Die Prämisse ist wissenschaftlich fragwürdig. So kommt das Hans-Bredow-Institut nach Sichtung der einschlägigen Studien zum Resultat:

Empirische Forschungsergebnisse zeigen zwar, dass das Involvement bei Spielen in der Regel höher ist, aufgrund des bei der Rezeption von Filmen maßgeblichen empathischen Miterlebens der Ereignisse, denen auch im Falle eindeutig fiktionaler Stoffe ein gewisser Realitätscharakter zugewiesen wird, wirken aber dieselben visuellen Darstellungen in einem Film bedrohlicher als in Bildschirmspielen, die stets an das eigene Handeln der Spielenden gebunden bleiben. Trotz des Flow-Erlebens sind sich die Spieler in der Regel bewusst, dass sie ein Spiel spielen, was ihnen zum Inhalt eine gewisse Distanz verschafft.

Endbericht S. 139

Während hierzulande eine Verschärfung der Alterseinstufung gefordert wird, diskutiert man derzeit in England die Möglichkeit einer Lockerung. Das BBFC, dass in England für die Alterseinstufung von Filmen als auch von problematischen Computerspielen zuständig ist, kommt nach einer Untersuchung über das Verhalten und Erleben der Computerspieler zu dem Schluss, dass die Interaktivität die Spieler zwar stark an das Spiel fessele, aber dass im Vordergrund die Erreichung des Spielziels steht, nicht die Betrachtung von Gewaltszenen. Letzteres sei eine Sichtweise, zu der eher passive Zuschauer des Spielgeschehens neigten. Spieler seien sich stattdessen stets viel klarer der Tatsache bewusst, dass sie sich in einer fiktiven Situation, einem Spiel befinden. Der Direktor des BBFC, David Cooke, resümiert, dass das BBFC bisher die Gewalt in Filmen und Spielen als vergleichbar angesehen und daher ähnlich bewertet habe. Die Befunde der aktuellen Studie zeigten aber eine größere Distanz der Spieler zur Gewalt im Spiel als es bei Zuschauern eines Films der Fall sei. Daher möchte man die bisherigen Einstufungskriterien nun einer Revision unterziehen.

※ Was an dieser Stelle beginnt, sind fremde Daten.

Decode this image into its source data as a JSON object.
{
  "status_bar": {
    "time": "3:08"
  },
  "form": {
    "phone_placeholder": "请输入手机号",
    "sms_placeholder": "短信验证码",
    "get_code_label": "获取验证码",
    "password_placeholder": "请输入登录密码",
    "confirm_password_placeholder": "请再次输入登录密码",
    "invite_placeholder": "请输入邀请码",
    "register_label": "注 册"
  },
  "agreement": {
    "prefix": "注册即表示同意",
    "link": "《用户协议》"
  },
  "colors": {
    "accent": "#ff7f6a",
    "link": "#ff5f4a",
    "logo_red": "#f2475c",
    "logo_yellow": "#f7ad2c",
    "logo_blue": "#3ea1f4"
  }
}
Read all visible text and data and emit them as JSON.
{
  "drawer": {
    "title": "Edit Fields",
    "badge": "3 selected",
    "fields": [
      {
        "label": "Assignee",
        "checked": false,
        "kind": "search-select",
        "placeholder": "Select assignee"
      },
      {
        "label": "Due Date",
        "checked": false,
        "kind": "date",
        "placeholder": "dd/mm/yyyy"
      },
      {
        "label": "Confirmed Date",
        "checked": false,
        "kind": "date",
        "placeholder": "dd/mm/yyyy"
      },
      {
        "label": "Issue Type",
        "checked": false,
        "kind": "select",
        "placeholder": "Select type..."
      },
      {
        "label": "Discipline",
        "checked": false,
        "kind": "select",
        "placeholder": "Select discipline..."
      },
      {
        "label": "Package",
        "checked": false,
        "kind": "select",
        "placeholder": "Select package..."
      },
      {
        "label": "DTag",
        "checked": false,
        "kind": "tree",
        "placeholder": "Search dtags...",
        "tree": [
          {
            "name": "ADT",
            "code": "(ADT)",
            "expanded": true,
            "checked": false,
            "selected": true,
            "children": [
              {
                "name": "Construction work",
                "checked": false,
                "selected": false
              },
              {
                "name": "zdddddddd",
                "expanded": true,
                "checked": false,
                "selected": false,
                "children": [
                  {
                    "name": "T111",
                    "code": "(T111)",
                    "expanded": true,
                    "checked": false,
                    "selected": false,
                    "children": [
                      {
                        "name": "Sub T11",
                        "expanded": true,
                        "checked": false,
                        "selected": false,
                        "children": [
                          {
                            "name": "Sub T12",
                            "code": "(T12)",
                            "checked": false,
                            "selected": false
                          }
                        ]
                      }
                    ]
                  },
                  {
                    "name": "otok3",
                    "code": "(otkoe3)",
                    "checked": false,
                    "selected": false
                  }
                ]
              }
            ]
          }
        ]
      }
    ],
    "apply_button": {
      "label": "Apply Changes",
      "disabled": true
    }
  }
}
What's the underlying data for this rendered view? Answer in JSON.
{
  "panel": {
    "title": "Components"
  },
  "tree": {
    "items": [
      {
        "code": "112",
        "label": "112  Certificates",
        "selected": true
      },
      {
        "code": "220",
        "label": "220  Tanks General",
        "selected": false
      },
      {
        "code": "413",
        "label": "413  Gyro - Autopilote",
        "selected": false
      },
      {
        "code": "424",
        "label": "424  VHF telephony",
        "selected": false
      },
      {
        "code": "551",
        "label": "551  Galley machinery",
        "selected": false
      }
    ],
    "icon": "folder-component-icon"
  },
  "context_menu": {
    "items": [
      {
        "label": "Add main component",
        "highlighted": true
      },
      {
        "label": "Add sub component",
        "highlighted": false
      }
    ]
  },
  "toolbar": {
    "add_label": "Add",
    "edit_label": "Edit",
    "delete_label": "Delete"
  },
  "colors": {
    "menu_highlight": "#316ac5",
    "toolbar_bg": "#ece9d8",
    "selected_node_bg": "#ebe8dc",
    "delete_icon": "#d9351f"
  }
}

Die von den KFN-Autoren gepriesene Transparenz ihrer Einstufungskriterien erweist sich lediglich als Standardisierung in der Spielbeschreibung. Der eigentliche Akt der Entscheidung und seine Argumente bleiben dagegen im Verborgenen: Die Diskussion, bei welchen Aspekten welche Beeinträchtigungen für Kinder oder Jugendliche verschiedener Altersstufen befürchtet werden und warum. Wie schon beschrieben, wird die Alterseinstufung eines Spiels von dem jeweiligen KFN-Tester getroffen (Abschlussbericht S. 22 und 91). Welche Rolle die anschließende Überprüfung durch zwei wissenschaftliche Mitarbeiter des KFN im Entscheidungsprozess überhaupt noch spielen kann, ob und welche Diskussionen stattgefunden haben, dies bleibt im Dunkeln.

Transparenz kann unseres Erachtens sinnvollerweise nur heißen: Transparenz des Verfahrens mit entsprechenden Revisionsmöglichkeiten. Wir halten es nicht für einen Zufall, dass das KFN an der Frage der Transparenz und Dokumentationen der Entscheidungsprozesse gescheitert ist.

Sicherlich ist die schriftliche Darstellung von Entscheidungsbegründungen in der USK verbesserungswürdig. Seit 2006 arbeitet eine Arbeitsgruppe der USK daran, Transparenz und Plausibilität in der Darstellung der Entscheidung und die Kriterien dafür noch weiter zu qualifizieren. Um es deutlich zu sagen: Wir begrüßen die Evaluation der USK, da wir keineswegs der Meinung sind, dass sich nicht Etliches verbessern ließe. Doch wir fragen uns, wer die Arbeit des KFN evaluiert. Ein solcher Prozess hätte wahrscheinlich eine Menge heißer Luft aus der Diskussion in den Medien genommen, die Ebene der politisch Verantwortlichen abgekühlt und die finanzierende Thyssen-Stiftung nachdenklich gestimmt. Schließlich hat auch sie einen Ruf zu verlieren.